Museo de la Emigración





Visité un museo de la emigración en una provincia del norte. El edificio era la casa azul y blanca de un indiano, rodeada de hermosos jardines. Podías sentarte en un banco del parque y esperar a que pasara la Regenta. Si te asomabas a un ventanal, veías a lo lejos el malecón de La Habana. Los barcos que zarpaban desde los puertos de Europa hacia el Nuevo Mundo se anunciaban en carteles con vibrantes reclamos publicitarios: “Grandes y magníficos vapores de cuatro palos”. Los baúles, que guardaron un mundo de objetos personales, me conmovieron. Admiré los cuadros de Úrculo, pintor de maletas y sombreros.

Los carteles mostraban ilustraciones de los navíos con las velas desplegadas, la chimenea expeliendo humo negro, la bandera ondeando en popa. Navegaban airosamente sobre una diminuta porción de mar dibujado a plumilla. Entonces un viaje rápido entre Europa y América del Sur duraba dieciocho días.


En los anuncios se leía:


El vapor de cuatro palos Colombo saldrá el 5 de junio de 1877 para Montevideo y Buenos Aires. Los señores pasajeros de tercera clase tendrán diariamente vino, pan y carne fresca. 


Para Puerto Rico y La Habana saldrá el 28 de febrero, a la una de la tarde, conduciendo la correspondencia pública y de oficio, el vapor correo Santander, al mando del capitán D. Mariano de la Lastra. Admite carga a flete y pasajeros. 


El vapor Coruña, de la Compañía de Vapores Correos Trasatlánticos, saldrá de Cádiz el 30 de agosto a la una de la tarde con destino a Puerto Rico y La Habana. Se expiden billetes combinados para Mayagüez, Ponce, Santiago de Cuba, Gibara y Nuevitas, trasbordando en Puerto Rico a otro vapor de la empresa.

 
Me puse melancólico y en modo ciudadano concienciado, así que me dio por pensar en una posible ampliación del museo que incluyera los flujos migratorios actuales.


Se me ocurrió que mediante técnicas museográficas sencillas y baratas se podría reproducir una patera con capacidad para doce personas, pero en la que se ahogan veinticuatro; o una balsa hinchable de las que se compran en las tiendas de los chinos.


Las concertinas con las cuchillas ensangrentadas no se cotizan tanto como los pedazos del muro de Berlín que se exhiben en todos los museos de diseño contemporáneo, pero resultan igual de evocadoras.


En los carteles que anuncian las travesías marítimas no figurarán los nombres de los capitanes y los consignatarios: habría que buscarlos en los archivos policiales de las mafias.


Los remolcadores de Salvamento Marítimo merecerán un lugar de honor.


En vez de baúles y maletas, bolsas de basura; en vez de sombreros Panamá, mascarillas para soportar el mal olor y no contraer enfermedades infecciosas.


Nada de bailes de sociedad, hospitales españoles y centros regionales como los que nuestros emigrantes fundaban en América. El Museo de las Migraciones Contemporáneas expondrá la vida cotidiana de un subsahariano anónimo en un Centro de Internamiento de Extranjeros.

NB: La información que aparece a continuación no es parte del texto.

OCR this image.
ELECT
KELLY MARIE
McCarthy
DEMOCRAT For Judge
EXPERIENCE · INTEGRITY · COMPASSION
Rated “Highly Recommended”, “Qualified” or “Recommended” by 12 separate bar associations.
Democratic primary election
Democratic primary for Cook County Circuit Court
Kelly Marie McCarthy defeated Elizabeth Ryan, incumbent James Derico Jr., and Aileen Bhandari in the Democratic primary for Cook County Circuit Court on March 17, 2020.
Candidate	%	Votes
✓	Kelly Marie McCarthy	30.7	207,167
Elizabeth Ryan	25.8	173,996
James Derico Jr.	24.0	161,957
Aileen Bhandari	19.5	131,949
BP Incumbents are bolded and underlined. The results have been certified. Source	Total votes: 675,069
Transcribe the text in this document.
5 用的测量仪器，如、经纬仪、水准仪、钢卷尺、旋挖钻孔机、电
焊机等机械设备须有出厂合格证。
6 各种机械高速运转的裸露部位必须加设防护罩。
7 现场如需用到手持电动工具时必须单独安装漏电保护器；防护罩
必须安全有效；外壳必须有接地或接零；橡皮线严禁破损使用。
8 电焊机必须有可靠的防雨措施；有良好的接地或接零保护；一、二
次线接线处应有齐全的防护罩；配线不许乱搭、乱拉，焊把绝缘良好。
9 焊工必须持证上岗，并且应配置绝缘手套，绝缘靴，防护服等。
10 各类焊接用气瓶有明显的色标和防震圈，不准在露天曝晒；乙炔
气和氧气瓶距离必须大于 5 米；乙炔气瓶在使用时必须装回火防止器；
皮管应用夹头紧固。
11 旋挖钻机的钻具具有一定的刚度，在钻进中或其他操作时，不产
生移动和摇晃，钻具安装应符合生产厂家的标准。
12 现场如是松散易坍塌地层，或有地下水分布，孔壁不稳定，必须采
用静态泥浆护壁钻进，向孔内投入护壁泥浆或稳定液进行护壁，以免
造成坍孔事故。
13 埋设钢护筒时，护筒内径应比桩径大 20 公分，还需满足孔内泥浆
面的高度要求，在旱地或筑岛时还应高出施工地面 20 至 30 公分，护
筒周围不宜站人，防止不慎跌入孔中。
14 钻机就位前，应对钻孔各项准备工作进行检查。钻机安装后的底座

Consciente de que tales planes arruinarían el encanto romántico del museo, me abstuve de depositarlos en el buzón de sugerencias. Apunté, en cambio, una cita sobre la nostalgia, no sé si de Ortega y Gasset o La que se avecina. Apunté mi lugar de procedencia y la fecha. En la tienda compré varias láminas de los antiguos vapores trasatlánticos. El encargado me proporcionó un plano en el que aparecían señaladas las playas, las rutas de senderismo, los cajeros de los bancos y los restaurantes de la zona. Recomendé encarecidamente el museo en la página de TripAdvisor.